Arkansas Bankers' Bank is a bankers bank headquartered in Little Rock, Arkansas. We have some 120 or so customer banks located throughout Arkansas, approximately 85% of all Arkansas commercial banks. One of the main functions of ABB is to provide liquidity to our customer banks via an agency Fed Funds pools. This function qualifies ABB to be imminently aware of the issue of liquidity for community banks. I certainly trust you agree with me that the issue of liquidity has never been more important than it is today. While ABB does not in and of itself participate in the CDARS reciprocal deposit program, we have many customer banks that do for liquidity purposes as well as protecting their respective customers deposits.
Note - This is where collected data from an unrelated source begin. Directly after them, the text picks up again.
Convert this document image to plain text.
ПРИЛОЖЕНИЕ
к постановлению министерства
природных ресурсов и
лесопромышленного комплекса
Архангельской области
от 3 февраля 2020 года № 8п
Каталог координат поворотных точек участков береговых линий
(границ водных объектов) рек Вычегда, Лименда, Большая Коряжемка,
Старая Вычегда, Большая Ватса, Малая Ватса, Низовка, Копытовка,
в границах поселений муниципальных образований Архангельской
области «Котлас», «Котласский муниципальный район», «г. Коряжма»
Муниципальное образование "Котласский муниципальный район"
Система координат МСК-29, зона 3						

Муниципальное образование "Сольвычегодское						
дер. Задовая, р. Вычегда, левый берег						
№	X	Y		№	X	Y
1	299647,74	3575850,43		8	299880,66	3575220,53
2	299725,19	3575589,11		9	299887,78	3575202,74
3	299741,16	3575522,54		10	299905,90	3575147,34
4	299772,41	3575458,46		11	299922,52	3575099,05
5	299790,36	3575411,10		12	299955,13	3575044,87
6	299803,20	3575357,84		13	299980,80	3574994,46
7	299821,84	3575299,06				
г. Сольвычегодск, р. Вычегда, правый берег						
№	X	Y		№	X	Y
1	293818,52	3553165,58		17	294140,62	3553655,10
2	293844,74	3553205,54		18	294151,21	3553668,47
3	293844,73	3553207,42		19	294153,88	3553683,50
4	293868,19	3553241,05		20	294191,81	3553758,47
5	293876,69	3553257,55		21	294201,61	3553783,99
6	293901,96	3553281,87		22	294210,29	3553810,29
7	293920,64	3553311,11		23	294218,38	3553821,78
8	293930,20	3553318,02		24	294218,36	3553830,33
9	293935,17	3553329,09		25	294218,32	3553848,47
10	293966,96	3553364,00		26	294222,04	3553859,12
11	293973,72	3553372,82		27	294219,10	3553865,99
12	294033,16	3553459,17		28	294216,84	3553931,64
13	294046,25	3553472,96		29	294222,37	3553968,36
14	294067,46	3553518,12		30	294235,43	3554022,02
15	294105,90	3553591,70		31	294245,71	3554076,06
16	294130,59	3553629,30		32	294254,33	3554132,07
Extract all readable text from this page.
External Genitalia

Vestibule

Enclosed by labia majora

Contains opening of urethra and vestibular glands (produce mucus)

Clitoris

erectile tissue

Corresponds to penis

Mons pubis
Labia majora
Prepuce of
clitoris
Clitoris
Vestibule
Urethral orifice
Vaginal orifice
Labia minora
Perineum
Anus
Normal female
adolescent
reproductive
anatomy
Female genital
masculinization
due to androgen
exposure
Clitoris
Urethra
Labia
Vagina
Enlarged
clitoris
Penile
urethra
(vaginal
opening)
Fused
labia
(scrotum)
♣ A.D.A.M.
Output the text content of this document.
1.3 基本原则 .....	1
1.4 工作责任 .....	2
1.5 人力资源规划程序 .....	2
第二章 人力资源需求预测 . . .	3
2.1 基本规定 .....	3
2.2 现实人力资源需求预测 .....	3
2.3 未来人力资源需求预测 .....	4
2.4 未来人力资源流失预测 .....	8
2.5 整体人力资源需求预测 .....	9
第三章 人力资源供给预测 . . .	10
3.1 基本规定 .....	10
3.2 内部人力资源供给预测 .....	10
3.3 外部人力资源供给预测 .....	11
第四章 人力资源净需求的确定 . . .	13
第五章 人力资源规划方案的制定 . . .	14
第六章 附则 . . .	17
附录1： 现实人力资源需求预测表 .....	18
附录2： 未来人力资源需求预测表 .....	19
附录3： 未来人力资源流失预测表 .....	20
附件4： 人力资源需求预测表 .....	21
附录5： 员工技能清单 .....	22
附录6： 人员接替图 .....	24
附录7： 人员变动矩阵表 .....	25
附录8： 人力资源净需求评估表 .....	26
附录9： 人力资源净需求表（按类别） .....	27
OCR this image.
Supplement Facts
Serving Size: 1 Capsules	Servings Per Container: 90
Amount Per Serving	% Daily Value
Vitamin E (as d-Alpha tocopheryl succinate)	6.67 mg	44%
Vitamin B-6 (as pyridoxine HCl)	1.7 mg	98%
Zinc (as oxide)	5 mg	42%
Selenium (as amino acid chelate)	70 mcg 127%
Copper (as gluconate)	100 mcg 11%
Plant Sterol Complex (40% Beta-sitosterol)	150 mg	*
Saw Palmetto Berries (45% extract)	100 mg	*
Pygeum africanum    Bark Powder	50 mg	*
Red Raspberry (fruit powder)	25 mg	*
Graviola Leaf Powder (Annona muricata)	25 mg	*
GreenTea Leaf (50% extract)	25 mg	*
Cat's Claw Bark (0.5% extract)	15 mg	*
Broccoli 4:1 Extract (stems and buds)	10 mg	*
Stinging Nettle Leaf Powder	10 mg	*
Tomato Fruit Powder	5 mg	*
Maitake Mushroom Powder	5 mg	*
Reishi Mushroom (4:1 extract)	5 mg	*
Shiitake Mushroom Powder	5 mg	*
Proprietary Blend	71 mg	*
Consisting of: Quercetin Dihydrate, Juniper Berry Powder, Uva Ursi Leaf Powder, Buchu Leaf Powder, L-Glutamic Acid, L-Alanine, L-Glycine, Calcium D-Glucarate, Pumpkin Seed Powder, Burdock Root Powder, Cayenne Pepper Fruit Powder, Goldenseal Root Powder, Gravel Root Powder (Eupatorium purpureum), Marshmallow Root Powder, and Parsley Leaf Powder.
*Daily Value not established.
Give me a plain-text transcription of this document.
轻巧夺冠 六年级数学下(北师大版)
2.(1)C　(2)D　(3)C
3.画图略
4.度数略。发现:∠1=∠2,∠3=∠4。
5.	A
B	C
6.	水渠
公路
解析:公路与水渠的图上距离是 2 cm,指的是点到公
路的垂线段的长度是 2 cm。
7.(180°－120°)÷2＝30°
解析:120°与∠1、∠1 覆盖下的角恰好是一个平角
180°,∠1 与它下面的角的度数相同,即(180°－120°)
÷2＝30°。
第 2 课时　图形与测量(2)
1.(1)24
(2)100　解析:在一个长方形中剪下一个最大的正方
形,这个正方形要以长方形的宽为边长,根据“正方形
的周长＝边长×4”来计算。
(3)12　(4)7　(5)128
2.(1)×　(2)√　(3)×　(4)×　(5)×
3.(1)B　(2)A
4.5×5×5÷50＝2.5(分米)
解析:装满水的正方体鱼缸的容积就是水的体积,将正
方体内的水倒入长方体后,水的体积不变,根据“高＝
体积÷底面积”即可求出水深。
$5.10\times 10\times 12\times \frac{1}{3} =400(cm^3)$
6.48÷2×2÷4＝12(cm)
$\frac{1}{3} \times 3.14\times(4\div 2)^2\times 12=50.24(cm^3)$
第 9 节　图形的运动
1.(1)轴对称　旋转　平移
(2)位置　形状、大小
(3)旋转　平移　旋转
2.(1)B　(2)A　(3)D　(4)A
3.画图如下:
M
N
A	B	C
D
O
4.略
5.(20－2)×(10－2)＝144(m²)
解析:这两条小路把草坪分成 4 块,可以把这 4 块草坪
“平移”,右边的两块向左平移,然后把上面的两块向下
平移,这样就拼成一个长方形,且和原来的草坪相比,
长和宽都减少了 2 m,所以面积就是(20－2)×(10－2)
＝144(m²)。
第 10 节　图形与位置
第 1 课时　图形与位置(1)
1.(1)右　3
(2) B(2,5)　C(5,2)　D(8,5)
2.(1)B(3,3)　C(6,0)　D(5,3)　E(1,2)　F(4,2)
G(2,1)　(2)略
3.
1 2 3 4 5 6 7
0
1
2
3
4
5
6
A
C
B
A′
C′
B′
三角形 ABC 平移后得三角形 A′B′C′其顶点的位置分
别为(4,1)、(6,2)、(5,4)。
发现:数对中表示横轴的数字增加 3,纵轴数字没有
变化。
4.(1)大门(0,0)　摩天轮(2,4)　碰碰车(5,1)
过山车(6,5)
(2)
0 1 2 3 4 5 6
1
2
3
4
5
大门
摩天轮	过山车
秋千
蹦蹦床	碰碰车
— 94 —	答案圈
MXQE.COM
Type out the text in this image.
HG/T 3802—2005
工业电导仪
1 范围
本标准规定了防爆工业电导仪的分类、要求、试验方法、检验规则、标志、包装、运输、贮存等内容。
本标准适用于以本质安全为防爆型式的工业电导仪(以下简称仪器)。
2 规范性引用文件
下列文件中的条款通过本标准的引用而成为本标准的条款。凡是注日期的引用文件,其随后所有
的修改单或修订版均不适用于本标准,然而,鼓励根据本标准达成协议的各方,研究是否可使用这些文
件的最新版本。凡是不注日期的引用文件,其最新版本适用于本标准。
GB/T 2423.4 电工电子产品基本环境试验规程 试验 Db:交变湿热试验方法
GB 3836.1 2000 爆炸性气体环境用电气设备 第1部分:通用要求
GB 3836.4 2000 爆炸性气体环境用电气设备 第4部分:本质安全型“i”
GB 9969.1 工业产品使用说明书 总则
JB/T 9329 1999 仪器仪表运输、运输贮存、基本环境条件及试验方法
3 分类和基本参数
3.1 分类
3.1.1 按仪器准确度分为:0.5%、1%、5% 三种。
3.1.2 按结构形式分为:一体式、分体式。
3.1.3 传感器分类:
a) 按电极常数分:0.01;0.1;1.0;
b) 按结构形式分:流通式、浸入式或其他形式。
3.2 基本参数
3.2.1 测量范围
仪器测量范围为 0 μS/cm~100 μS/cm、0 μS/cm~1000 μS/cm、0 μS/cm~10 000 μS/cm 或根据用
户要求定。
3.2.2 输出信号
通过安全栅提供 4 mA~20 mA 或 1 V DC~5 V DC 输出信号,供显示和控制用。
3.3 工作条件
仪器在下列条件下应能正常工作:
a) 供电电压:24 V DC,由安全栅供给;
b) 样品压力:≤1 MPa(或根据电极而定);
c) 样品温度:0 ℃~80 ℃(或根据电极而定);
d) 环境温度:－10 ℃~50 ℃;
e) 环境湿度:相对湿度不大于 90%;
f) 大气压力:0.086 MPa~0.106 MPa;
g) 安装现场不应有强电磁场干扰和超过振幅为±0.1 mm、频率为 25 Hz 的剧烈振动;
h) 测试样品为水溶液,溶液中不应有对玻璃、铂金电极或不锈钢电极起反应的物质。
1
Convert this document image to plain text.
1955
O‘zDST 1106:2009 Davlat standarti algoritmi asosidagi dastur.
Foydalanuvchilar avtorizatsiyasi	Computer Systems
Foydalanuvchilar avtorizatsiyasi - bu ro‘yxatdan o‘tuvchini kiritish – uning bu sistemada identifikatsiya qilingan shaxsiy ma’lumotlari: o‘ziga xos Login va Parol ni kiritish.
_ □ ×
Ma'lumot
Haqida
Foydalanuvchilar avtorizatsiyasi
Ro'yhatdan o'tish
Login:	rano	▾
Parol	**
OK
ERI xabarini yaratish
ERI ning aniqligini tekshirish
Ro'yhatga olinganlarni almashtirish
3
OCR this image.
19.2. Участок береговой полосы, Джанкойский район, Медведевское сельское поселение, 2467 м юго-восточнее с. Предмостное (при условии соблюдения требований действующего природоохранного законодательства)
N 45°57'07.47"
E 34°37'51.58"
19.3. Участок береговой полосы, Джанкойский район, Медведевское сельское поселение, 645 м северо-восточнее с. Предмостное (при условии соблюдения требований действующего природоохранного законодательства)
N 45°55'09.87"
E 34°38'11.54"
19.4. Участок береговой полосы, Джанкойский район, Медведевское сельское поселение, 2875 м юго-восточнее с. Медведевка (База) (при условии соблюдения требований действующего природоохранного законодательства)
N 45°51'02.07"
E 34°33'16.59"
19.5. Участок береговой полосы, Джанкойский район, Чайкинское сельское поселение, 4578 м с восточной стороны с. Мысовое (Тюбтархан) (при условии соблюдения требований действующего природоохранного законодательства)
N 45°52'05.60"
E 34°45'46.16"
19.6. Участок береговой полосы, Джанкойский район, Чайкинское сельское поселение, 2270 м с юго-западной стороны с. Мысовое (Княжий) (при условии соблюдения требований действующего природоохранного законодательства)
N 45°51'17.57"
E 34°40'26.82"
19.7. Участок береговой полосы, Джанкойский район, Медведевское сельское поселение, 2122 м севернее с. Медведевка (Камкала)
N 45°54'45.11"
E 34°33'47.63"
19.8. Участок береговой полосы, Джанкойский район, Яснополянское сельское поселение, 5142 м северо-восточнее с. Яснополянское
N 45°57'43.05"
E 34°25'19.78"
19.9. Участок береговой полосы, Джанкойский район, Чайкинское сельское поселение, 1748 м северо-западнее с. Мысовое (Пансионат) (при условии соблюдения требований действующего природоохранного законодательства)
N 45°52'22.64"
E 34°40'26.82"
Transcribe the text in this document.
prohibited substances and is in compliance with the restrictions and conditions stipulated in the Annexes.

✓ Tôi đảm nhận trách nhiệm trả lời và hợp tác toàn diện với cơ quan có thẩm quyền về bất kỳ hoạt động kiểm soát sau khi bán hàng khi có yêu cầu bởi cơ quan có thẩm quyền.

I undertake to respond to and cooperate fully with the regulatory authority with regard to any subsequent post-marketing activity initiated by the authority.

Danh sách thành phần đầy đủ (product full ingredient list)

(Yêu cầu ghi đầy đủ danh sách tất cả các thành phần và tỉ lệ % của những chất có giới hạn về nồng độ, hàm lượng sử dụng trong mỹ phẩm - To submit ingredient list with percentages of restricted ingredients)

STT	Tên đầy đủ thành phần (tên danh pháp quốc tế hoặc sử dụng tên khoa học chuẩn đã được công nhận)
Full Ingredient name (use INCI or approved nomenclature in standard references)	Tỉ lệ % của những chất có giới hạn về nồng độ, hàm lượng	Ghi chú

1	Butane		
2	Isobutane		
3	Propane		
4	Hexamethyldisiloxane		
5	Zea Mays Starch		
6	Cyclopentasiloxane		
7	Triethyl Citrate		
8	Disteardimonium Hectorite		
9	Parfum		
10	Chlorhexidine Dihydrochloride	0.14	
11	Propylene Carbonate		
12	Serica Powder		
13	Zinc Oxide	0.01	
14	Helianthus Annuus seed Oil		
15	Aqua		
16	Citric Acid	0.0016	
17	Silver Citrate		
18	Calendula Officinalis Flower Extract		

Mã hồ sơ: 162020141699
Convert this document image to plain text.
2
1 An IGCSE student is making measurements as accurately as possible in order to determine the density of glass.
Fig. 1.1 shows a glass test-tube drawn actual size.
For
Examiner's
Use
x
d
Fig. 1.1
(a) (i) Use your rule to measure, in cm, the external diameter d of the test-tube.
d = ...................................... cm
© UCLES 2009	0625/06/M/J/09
In discussing the CDARS program with these banks, each shouts its praise for the purpose for which the program was created. I will not bore you with the details of the program, as I know you and your staff are fully aware of CDARS.
The key thing to remember, in my opinion, in the need to change the insurance assessment format, is to charge a higher premium for higher risk. That is only fair, and as it should be. Since CDARS are really local (core) deposits at most community banks, and the setup is simply designed to qualify that deposit for FDIC coverage, then it seems logical that this is not a brokered deposit in the traditional sense. In other words, these deposits are not hot money, for which FDIC should be changing higher insurance premiums on. These deposits come from the actual customer, not from a third party broker. There is a reason brokered deposits are named such; they originate from a broker. Since CDARS do not originate as such, it seems rather illogical to put them in the brokered deposits bucket.
I certainly do not want to get into a dissertation as to how many ways community banks are treated differently from the big banks, for there are too many. However, in this too big to fail world we seem to find ourselves in of late, CDARS provides a way to provide calm and piece of mind to the large deposit, small town, local customer. The temporary increase in FDIC coverage to $250,000, highly advocated by FDIC itself, is an example of what FDIC is doing in this regard to clam deposit customers fears; classifying CDARS as brokered deposits seems to be going just in the reverse.
In closing, CDARS deposits should be excluded from the Notices definition of brokered deposits. Moreover, we see no reason why CDARS deposits should be considered as brokered in the first place. ABB respectfully asks the FDIC to support legislation to exclude CDARS Reciprocal deposits from the definition of brokered deposits in the next Congress. We believe doing so would clarify any uncertainty that would remain in the wake of an FDIC exemption in the risk-based assessment rule.
Thank you for this opportunity to comment.